The Razorbacks and Hilltoppers are tied for fourth in the country with 985 consecutive games with a made three-pointer. They trail NCAA leader UNLV (1,046 games entering Saturday), Vanderbilt (1,039) and Duke (1,030).

Fault line

Arkansas' poor free-throw shooting proved costly, as the Razorbacks made just 9 of 16 (56.3 percent) at the stripe.

"You go back over the course of the game and free throws kind of add up," Coach Mike Anderson said. "They made theirs, especially the big guy [Charles Bassey], he was making free throws going down the stretch."

Arkansas freshman Desi Sills called free-throw success a mental thing.

"We're going to get in practice tomorrow, and we're going to take it from there," he said.

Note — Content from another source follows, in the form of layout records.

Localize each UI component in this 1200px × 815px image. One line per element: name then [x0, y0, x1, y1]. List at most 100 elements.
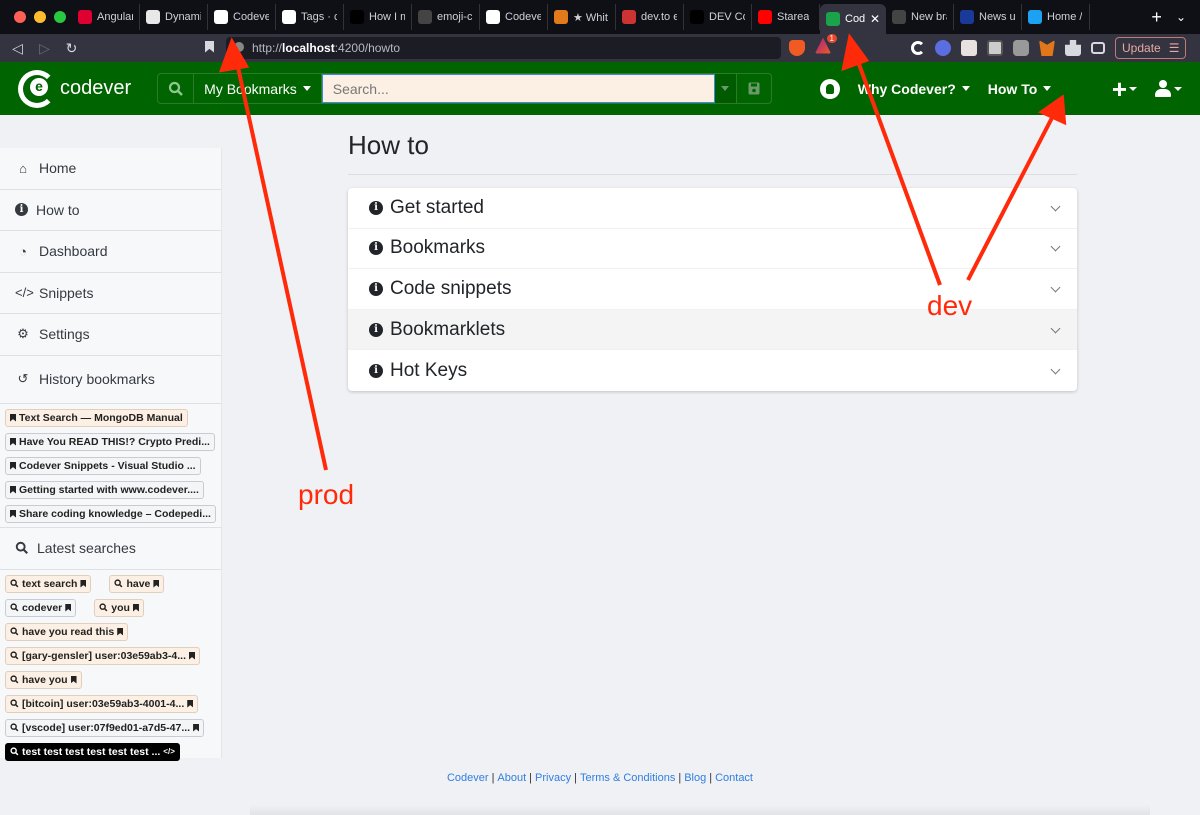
history-bookmark-chip[interactable]: Have You READ THIS!? Crypto Predi...: [5, 432, 215, 451]
browser-tab[interactable]: Tags · c: [276, 4, 344, 30]
codever-logo-icon: [18, 69, 56, 108]
browser-tab[interactable]: Codever: [480, 4, 548, 30]
sidebar-item-home[interactable]: ⌂ Home: [0, 148, 221, 190]
history-bookmarks-header[interactable]: ↺ History bookmarks: [0, 356, 221, 404]
maximize-window-button[interactable]: [54, 11, 66, 23]
latest-searches-header[interactable]: Latest searches: [0, 528, 221, 570]
wallet-icon[interactable]: [1091, 42, 1105, 54]
browser-tab[interactable]: New bra: [886, 4, 954, 30]
update-button[interactable]: Update ☰: [1115, 37, 1187, 59]
address-bar[interactable]: http://localhost:4200/howto: [226, 37, 781, 59]
latest-search-chip[interactable]: [gary-gensler] user:03e59ab3-4...: [5, 646, 200, 665]
dashboard-icon: ◔: [19, 243, 27, 259]
codever-extension-icon[interactable]: [911, 41, 925, 55]
footer-link-privacy[interactable]: Privacy: [535, 772, 571, 784]
metamask-icon[interactable]: [1039, 40, 1055, 56]
save-search-button[interactable]: [737, 74, 771, 103]
why-codever-dropdown[interactable]: Why Codever?: [858, 81, 970, 97]
browser-tab[interactable]: ★ Whit: [548, 4, 616, 30]
latest-search-chip[interactable]: have you: [5, 670, 82, 689]
browser-tab[interactable]: DEV Co: [684, 4, 752, 30]
close-tab-icon[interactable]: ✕: [870, 12, 880, 26]
latest-search-chip[interactable]: have you read this: [5, 622, 129, 641]
tab-title: Code: [845, 13, 865, 25]
new-tab-button[interactable]: +: [1137, 7, 1176, 28]
browser-tab[interactable]: emoji-c: [412, 4, 480, 30]
accordion-item-bookmarks[interactable]: i Bookmarks: [348, 229, 1077, 270]
history-bookmark-chip[interactable]: Text Search — MongoDB Manual: [5, 408, 188, 427]
github-icon[interactable]: [819, 78, 840, 99]
latest-search-chip[interactable]: text search: [5, 574, 92, 593]
chip-label: [bitcoin] user:03e59ab3-4001-4...: [22, 697, 185, 710]
bookmark-icon: [153, 579, 160, 588]
search-button[interactable]: [158, 74, 195, 103]
hashtag-extension-icon[interactable]: [935, 40, 951, 56]
footer-link-terms-conditions[interactable]: Terms & Conditions: [580, 772, 675, 784]
tab-title: Codever: [233, 11, 269, 23]
close-window-button[interactable]: [14, 11, 26, 23]
accordion-item-get-started[interactable]: i Get started: [348, 188, 1077, 229]
browser-tab[interactable]: Starea: [752, 4, 820, 30]
info-circle-icon: i: [369, 281, 383, 296]
site-info-icon[interactable]: [234, 42, 244, 52]
footer-link-blog[interactable]: Blog: [684, 772, 706, 784]
latest-search-chip[interactable]: have: [109, 574, 165, 593]
tab-strip: Angular Dynami Codever Tags · c How I m emoji…: [72, 0, 1137, 34]
accordion-item-hot-keys[interactable]: i Hot Keys: [348, 350, 1077, 391]
camera-extension-icon[interactable]: [1013, 40, 1029, 56]
add-new-dropdown[interactable]: +: [1112, 76, 1137, 102]
search-icon: [168, 81, 183, 96]
history-bookmarks-title: History bookmarks: [39, 371, 155, 387]
browser-tab[interactable]: Dynami: [140, 4, 208, 30]
search-scope-dropdown[interactable]: My Bookmarks: [194, 74, 322, 103]
sidebar-item-how-to[interactable]: i How to: [0, 190, 221, 231]
history-bookmark-chip[interactable]: Share coding knowledge – Codepedi...: [5, 504, 216, 523]
bookmark-icon: [10, 437, 16, 446]
latest-search-chip[interactable]: codever: [5, 598, 77, 617]
latest-search-chip[interactable]: [vscode] user:07f9ed01-a7d5-47...: [5, 718, 205, 737]
user-menu-dropdown[interactable]: [1155, 79, 1182, 98]
latest-search-chip[interactable]: [bitcoin] user:03e59ab3-4001-4...: [5, 694, 199, 713]
back-button[interactable]: ◁: [4, 40, 31, 57]
browser-tab[interactable]: Angular: [72, 4, 140, 30]
brave-shields-icon[interactable]: [789, 40, 805, 56]
browser-tab[interactable]: How I m: [344, 4, 412, 30]
caret-down-icon: [1129, 86, 1137, 91]
bookmark-page-button[interactable]: [205, 40, 214, 56]
latest-search-chip[interactable]: you: [94, 598, 144, 617]
search-input[interactable]: [321, 74, 715, 103]
browser-tab[interactable]: Home /: [1022, 4, 1090, 30]
history-bookmark-chip[interactable]: Codever Snippets - Visual Studio ...: [5, 456, 201, 475]
sidebar-item-snippets[interactable]: </> Snippets: [0, 273, 221, 314]
browser-tab[interactable]: Code ✕: [820, 4, 886, 34]
info-circle-icon: i: [15, 203, 28, 217]
extensions-puzzle-icon[interactable]: [1065, 40, 1081, 56]
history-bookmark-chip[interactable]: Getting started with www.codever....: [5, 480, 204, 499]
search-history-toggle[interactable]: [714, 74, 737, 103]
forward-button[interactable]: ▷: [31, 40, 58, 57]
accordion-item-title: Get started: [390, 196, 484, 218]
how-to-dropdown[interactable]: How To: [988, 81, 1052, 97]
browser-tab[interactable]: News u: [954, 4, 1022, 30]
brave-rewards-button[interactable]: 1: [815, 33, 837, 59]
bookmark-icon: [10, 509, 16, 518]
minimize-window-button[interactable]: [34, 11, 46, 23]
footer-link-contact[interactable]: Contact: [715, 772, 753, 784]
reload-button[interactable]: ↻: [58, 40, 85, 57]
github-icon: [892, 10, 906, 24]
latest-search-chip[interactable]: test test test test test test ... </>: [5, 742, 180, 761]
footer-link-codever[interactable]: Codever: [447, 772, 489, 784]
sidebar-item-label: Settings: [39, 326, 90, 343]
tab-list-chevron-icon[interactable]: ⌄: [1176, 10, 1200, 24]
footer-links: Codever | About | Privacy | Terms & Conditions…: [0, 772, 1200, 784]
browser-tab[interactable]: dev.to e: [616, 4, 684, 30]
info-circle-icon: i: [369, 322, 383, 337]
screenshot-extension-icon[interactable]: [987, 40, 1003, 56]
github-icon: [486, 10, 500, 24]
browser-tab[interactable]: Codever: [208, 4, 276, 30]
footer-link-about[interactable]: About: [497, 772, 526, 784]
brand-logo[interactable]: codever: [18, 69, 131, 108]
sidebar-item-settings[interactable]: ⚙ Settings: [0, 314, 221, 356]
sidebar-item-dashboard[interactable]: ◔ Dashboard: [0, 231, 221, 273]
profile-extension-icon[interactable]: [961, 40, 977, 56]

Arkansas has hit less than 60 percent in both of its losses, including a season-low 54.2 percent in the 73-71 loss in overtime to Texas in the opener.

Ejection

Western Kentucky's Josh Anderson was ejected with 2:04 left in the first half after raking Isaiah Joe on the face and not making a play on the ball during a breakaway layup.

Joe completed a three-point play after officials reviewed the tape, but the Razorbacks did not take full advantage of the flagrant 2 call against Anderson. Joe missed the free throw for the flagrant foul, then Jalen Harris missed a three-point shot to leave the Hogs' lead at 36-28.

Rick in Bud

Western Kentucky Coach Rick Stansbury improved his all-time record at Walton Arena as an assistant coach and head coach to 5-19. All of his previous victories here came as the head coach at Mississippi State, when he had a 4-10 mark at Walton Arena.

Stansbury is now 24-25 against Arkansas as an assistant and head coach at all venues.